2895 год от В.И. 10-й день месяца Собаки АРЦИЯ. ГРАЗА
А ведь было мгновение, когда он подумал, что пронесло и Рогге не решится. Решился. То ли оказался смелее, чем о нем думали, то ли, наоборот, трусливее. Тяжеловооруженные всадники, меченные белым оленем, ринулись вперед. Будь проклята эта сигна, знак предательства, трусости, подлости! Но подлец – не обязательно дурак. Рогге выстроил своих людей в фигуру «кабан»: по бокам «клыки», они охватывают фланги. В середине – «рыло», нацеленное в тыл. Но тыл – это дарнийцы Игельберга, они выдержат… Теперь главное – скорость. Дорваться до Тартю, пока Рогге не набрал разгона. Это невозможно, но, если нет другого пути, надо сделать и невозможное. Или, по крайней мере, попытаться. Александр поднял коня на дыбы, вглядываясь вперед. Нет, не прорваться, но мы еще живы, и до победы ублюдкам ох как далеко.

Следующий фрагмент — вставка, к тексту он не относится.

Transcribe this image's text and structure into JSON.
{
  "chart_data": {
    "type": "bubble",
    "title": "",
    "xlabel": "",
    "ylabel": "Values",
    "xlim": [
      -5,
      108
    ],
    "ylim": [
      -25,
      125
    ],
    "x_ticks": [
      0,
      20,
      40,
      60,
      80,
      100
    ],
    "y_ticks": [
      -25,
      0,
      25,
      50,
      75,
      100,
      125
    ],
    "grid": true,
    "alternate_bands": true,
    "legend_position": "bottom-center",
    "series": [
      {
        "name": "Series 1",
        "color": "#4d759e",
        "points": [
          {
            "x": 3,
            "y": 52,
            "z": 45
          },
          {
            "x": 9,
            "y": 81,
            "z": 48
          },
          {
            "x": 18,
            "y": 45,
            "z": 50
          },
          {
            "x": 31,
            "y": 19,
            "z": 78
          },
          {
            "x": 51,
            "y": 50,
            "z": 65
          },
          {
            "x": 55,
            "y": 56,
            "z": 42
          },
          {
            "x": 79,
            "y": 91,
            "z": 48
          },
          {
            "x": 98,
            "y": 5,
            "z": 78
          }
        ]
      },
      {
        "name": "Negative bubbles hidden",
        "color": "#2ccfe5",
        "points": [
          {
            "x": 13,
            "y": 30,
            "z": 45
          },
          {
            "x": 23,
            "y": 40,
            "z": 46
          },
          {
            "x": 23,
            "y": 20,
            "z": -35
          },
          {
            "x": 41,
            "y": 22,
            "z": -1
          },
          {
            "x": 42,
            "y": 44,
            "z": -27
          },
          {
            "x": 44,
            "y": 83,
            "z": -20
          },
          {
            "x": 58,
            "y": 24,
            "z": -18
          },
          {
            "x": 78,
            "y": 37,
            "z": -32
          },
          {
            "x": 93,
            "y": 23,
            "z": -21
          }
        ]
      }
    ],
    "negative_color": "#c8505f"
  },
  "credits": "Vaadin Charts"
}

Сердце на мгновение сжалось. «Волчата»… Обреченный отряд. Нет! Правда не может быть обречена, а они правы. Поудобнее перехватив секиру, Тагэре дал шпоры коню, и Садан, испустив громовое ржание, ринулся вперед. Они были ровно на полпути к холму, над которым реяло ненавистное знамя Лумэнов, знамя, с которым в Арцию не раз приходила беда. А «красные», увидев «оленей», ожили. Еще бы, они почти проиграли, но «почти» на войне – это очень много. Последний из Тагэре бросился на сверкающий железом строй, словно на деревянную стену, которую нужно и можно проломить. И стена дрогнула, не выдерживая неистового напора.
Ржали обезумевшие кони, оскальзываясь на залитых кровью, закованных в броню телах, валились под копыта вперемешку раненые, мертвые, выбитые из седла, лязгало и трещало, словно в кузнице, ломалось и крошилось железо, но король и его рыцари казались заговоренными.